A security firm warned Tuesday that two versions of Microsoft’s ubiquitous Internet Explorer host a serious flaw
that make it possible for attackers to steal cookies from Web sites, forge
content, read local files and execute arbitrary programs on a user’s PC.
The flaw, as discovered by Israel’s GreyMagic Software, is endemic to IE
versions 5.5. and 6.0. However, any application that uses IE’s engine
WebBrowser control is affected as well, including Outlook and MSN Explorer.
“It is rated very severe as it defeats all the basic protections set forth
by IE and allows access and some execution rights to local content,” Lee
Dagon, head of research and development at GreyMagic, told
internetnews.com. “An attacker may be able to read private documents,
the Windows password .DAT file, make your Amazon “buy in one click” click
anything the attacker chooses, and even get access to credit card
information in SSL-protected sites.”
Microsoft took exception to the fact that GreyMagic Software posted the flaw without having a chance to review it.
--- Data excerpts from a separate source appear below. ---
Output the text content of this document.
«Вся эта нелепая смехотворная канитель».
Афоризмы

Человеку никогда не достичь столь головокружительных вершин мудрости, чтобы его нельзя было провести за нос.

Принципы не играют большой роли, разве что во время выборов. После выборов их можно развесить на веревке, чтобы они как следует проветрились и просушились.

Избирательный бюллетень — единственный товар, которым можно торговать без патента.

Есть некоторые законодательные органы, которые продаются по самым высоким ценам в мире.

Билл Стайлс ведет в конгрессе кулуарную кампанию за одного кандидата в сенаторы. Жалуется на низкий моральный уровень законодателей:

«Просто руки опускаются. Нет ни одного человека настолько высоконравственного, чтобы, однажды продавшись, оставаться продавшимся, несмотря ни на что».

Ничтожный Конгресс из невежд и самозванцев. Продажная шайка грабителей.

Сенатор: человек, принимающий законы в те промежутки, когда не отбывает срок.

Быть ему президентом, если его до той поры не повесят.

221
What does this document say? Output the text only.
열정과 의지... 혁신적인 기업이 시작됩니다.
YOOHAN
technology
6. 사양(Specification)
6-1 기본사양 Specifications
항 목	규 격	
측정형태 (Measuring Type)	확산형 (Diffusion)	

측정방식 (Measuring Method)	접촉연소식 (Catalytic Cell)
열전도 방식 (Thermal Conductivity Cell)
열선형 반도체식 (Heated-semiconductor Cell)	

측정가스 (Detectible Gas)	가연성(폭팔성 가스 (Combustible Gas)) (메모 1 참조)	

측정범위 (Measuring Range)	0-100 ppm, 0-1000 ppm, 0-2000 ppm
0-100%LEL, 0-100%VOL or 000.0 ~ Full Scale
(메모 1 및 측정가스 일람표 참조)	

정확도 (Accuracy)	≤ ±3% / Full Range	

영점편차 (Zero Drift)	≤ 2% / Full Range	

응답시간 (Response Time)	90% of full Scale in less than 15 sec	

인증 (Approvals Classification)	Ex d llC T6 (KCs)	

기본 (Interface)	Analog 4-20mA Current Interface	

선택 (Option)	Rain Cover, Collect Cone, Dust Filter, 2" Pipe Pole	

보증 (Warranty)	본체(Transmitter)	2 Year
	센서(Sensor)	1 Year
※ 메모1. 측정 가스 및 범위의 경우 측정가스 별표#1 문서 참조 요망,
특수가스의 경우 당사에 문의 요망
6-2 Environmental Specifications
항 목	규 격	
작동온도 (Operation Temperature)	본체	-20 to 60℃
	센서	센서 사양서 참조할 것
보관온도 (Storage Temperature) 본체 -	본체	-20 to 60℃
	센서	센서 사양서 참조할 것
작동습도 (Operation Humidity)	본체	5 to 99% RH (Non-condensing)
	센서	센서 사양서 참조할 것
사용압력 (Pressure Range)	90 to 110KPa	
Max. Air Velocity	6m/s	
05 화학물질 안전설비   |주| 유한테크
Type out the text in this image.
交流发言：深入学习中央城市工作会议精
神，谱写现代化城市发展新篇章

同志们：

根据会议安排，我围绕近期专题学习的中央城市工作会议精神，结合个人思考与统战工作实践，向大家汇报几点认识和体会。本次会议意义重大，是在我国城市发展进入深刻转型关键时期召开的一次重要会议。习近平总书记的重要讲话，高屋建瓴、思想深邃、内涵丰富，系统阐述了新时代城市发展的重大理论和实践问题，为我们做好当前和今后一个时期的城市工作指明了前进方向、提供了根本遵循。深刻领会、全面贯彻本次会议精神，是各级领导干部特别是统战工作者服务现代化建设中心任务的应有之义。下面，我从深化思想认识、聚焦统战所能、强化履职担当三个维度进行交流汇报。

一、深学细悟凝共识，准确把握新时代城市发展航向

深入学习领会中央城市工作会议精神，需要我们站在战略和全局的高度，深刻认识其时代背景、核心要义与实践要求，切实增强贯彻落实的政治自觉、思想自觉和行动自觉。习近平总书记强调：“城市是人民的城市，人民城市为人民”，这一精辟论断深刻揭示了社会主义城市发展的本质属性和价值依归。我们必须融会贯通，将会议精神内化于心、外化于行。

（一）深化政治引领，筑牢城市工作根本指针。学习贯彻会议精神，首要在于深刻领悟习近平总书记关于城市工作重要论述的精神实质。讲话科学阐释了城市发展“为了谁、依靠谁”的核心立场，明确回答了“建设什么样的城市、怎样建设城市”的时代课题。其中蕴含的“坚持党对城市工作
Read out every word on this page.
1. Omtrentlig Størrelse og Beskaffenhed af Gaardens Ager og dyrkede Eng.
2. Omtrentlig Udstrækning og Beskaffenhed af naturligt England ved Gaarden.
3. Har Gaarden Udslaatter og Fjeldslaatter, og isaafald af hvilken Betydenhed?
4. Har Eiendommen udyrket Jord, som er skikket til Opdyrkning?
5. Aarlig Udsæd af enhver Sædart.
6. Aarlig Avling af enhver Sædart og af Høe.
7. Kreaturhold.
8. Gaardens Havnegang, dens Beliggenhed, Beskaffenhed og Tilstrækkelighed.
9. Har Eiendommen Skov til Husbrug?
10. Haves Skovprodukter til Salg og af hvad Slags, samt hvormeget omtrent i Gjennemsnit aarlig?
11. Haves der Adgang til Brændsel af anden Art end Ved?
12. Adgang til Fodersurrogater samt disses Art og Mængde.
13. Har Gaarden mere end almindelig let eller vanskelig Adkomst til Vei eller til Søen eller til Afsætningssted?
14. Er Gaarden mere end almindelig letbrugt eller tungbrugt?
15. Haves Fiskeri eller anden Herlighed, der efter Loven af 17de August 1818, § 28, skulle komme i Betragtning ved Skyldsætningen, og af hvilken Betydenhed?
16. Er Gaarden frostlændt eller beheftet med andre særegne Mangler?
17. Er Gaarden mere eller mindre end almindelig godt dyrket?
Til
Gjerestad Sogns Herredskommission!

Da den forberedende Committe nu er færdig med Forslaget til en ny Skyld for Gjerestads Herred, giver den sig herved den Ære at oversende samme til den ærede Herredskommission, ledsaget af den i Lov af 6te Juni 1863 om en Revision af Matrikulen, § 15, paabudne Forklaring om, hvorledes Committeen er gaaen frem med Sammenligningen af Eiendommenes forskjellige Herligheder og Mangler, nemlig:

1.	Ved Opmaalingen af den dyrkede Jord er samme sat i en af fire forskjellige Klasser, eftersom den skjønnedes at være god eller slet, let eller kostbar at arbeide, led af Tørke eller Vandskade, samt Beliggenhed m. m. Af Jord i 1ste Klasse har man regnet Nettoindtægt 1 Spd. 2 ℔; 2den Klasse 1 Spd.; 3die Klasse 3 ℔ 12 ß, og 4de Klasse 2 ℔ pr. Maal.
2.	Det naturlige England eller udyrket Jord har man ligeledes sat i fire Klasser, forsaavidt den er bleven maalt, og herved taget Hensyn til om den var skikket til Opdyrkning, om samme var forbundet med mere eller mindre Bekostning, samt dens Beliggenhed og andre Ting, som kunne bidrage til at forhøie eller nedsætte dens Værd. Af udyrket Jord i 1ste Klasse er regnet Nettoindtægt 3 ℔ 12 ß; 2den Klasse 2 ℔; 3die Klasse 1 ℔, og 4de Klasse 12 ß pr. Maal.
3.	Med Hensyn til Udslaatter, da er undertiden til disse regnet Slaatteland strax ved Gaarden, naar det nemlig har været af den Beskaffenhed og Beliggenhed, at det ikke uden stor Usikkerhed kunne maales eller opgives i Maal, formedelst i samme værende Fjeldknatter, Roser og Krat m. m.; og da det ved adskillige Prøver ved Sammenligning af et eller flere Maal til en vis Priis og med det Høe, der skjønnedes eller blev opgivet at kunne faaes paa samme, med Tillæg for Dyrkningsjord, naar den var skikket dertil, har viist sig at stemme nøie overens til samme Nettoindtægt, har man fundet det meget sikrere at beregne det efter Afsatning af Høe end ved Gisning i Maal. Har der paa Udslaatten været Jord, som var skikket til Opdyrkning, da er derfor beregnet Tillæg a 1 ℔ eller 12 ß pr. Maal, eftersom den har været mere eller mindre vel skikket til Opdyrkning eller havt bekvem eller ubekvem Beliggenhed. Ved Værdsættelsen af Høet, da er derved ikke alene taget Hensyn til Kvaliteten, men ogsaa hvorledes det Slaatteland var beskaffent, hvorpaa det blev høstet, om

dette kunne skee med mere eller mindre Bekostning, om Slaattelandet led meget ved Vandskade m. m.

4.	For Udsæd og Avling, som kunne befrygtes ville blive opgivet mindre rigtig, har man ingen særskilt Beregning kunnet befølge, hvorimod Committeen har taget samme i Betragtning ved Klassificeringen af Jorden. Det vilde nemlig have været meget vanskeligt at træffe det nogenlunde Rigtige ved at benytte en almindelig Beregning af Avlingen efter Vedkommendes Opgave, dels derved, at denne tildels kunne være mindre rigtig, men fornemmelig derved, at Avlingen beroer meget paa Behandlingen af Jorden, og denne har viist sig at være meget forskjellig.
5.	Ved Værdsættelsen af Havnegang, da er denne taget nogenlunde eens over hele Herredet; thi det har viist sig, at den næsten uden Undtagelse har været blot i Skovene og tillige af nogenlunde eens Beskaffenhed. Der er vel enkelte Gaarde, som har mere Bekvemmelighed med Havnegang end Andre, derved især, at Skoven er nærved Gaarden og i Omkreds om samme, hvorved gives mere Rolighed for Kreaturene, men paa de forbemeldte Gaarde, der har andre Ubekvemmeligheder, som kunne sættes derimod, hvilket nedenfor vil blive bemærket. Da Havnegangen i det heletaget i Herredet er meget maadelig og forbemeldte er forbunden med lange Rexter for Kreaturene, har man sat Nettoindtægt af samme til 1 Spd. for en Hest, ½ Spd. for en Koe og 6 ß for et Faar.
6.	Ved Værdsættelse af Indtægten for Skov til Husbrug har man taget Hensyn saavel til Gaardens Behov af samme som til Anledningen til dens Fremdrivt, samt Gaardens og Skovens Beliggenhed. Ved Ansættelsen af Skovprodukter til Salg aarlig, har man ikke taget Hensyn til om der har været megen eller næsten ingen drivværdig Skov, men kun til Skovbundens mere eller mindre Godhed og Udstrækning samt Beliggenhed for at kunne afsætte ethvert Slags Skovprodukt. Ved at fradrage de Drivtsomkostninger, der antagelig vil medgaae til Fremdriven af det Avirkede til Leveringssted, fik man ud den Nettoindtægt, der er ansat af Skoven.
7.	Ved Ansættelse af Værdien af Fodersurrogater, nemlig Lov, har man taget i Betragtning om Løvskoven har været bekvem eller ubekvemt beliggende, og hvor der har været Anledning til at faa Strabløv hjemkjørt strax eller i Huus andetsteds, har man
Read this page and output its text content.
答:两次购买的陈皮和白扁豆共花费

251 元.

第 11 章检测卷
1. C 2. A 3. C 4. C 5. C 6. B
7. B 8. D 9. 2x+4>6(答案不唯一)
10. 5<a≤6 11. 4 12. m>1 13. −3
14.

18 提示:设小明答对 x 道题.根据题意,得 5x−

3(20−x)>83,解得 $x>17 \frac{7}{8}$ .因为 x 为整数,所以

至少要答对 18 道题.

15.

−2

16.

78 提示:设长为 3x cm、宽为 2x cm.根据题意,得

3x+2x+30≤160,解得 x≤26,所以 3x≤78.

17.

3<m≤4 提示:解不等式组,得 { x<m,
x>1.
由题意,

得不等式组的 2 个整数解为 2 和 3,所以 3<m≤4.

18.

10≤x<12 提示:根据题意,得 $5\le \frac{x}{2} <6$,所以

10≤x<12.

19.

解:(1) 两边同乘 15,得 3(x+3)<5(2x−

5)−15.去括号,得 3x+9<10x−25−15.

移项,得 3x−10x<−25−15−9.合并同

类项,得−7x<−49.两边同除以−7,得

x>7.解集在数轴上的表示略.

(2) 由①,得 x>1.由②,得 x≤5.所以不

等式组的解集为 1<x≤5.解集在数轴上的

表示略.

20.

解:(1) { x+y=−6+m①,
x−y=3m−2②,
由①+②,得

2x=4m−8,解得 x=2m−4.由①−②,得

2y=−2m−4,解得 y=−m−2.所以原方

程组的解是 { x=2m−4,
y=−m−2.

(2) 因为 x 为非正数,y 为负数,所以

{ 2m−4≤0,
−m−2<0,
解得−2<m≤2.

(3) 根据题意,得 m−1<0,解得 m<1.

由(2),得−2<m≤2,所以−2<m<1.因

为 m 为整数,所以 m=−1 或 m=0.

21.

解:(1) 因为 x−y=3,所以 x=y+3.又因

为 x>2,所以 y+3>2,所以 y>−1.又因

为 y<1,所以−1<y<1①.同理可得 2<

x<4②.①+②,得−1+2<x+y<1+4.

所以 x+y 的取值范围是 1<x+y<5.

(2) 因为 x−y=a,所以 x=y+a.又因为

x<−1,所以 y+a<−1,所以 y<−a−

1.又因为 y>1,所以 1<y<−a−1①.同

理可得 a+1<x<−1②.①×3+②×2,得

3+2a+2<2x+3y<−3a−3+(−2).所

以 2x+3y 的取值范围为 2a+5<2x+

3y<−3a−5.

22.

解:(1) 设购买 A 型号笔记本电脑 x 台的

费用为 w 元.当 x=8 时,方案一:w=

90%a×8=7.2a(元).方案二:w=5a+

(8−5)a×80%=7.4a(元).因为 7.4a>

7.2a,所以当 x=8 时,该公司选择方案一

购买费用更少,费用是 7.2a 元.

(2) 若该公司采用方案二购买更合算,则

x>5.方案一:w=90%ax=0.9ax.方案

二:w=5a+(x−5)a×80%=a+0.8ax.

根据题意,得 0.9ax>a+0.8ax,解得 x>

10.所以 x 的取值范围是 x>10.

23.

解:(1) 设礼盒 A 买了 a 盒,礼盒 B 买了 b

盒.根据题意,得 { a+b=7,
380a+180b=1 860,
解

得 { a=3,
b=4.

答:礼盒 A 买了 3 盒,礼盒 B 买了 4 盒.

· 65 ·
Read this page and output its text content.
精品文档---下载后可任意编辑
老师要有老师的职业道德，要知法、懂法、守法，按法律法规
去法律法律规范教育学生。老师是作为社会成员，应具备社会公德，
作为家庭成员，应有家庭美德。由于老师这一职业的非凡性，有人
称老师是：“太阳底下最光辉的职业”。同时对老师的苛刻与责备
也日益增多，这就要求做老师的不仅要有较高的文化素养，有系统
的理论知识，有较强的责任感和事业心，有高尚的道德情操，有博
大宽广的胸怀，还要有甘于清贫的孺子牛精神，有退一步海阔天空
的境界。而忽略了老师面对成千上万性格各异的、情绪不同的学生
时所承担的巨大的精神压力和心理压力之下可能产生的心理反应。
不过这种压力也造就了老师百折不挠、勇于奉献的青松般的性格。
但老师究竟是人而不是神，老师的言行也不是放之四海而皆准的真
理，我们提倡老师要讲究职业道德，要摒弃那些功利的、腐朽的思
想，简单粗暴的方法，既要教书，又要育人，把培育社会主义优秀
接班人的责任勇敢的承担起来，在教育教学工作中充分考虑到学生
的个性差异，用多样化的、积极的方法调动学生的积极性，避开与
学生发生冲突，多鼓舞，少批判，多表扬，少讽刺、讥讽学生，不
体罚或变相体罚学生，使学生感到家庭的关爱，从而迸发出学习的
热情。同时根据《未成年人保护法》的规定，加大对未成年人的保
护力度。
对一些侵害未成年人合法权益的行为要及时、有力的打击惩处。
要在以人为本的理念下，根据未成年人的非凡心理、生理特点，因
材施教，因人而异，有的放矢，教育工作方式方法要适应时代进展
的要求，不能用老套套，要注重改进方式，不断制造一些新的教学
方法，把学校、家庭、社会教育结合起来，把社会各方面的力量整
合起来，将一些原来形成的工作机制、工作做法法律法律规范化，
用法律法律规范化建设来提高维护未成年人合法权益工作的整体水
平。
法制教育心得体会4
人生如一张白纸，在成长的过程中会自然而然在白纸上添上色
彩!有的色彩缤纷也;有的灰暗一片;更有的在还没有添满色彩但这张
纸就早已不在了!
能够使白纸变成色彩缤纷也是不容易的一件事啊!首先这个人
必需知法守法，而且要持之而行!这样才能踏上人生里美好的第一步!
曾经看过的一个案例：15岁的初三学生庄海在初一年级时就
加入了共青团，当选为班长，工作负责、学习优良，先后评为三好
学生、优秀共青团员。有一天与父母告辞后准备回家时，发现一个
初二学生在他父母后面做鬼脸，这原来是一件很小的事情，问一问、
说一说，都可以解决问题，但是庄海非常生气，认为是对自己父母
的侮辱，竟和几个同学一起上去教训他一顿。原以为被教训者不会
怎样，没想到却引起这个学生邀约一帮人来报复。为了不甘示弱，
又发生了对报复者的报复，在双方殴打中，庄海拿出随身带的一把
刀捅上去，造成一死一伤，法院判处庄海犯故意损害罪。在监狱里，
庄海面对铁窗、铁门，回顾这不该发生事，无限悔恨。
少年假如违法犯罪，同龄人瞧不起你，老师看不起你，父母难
A company spokesman told internetnews.com: “The Microsoft Security Response Center is thoroughly investigating this issue, just as we do with every report we receive of security vulnerabilities affecting Microsoft products. At this point in the investigation we feel strongly that speculating on the issue while the investigation is in progress would be irresponsible and counterproductive to our goal of protecting our customers’ information.”
GreyMagic said the root of the problem lies with the
frame and iframe elements, which may contain URLs in other domains or
protocols, and therefore have strict security rules, which prevent frames in one domain from accessing
content and information in another.
However, while GreyMagic noted that there are many ways to refer to an
iframe, frame document in Internet Explorer,
they are really instances of the WebBrowser control supplied by Microsoft.
It is this WebBrowser control that exposes several potentially dangerous
properties by default, which Microsoft overrides in Internet Explorer.
“Microsoft missed out on one important property — “Document”, with
a capital “D”,” GreyMagic said in a new security bulletin.
The company explained further: “Normally, using “oElement.document” would
provide a reference to the document that owns the current element. The same
applies to the frame and iframe elements. However, we discovered that
when “oIFrameElement.Document” is used, the returned document is the one
contained inside the frame, and there are no security restrictions in place
to check if it’s in a different domain.”
GreyMagic said this provides full access to the frame’s Document
Object Model, which allows an attacker gain access to a person’s PC to
perform the aforementioned sinister duties.
The security firm said Internet Explorer 5.5 SP2 and Internet Explorer 6 are
vulnerable, although the vulnerability does not exist in IE6 SP1. GreyMagic
advised users to either disable Active Scripting or upgrade to IE6 SP1 until
Microsoft issues a fix.
Microsoft did not respond to queries as of press time.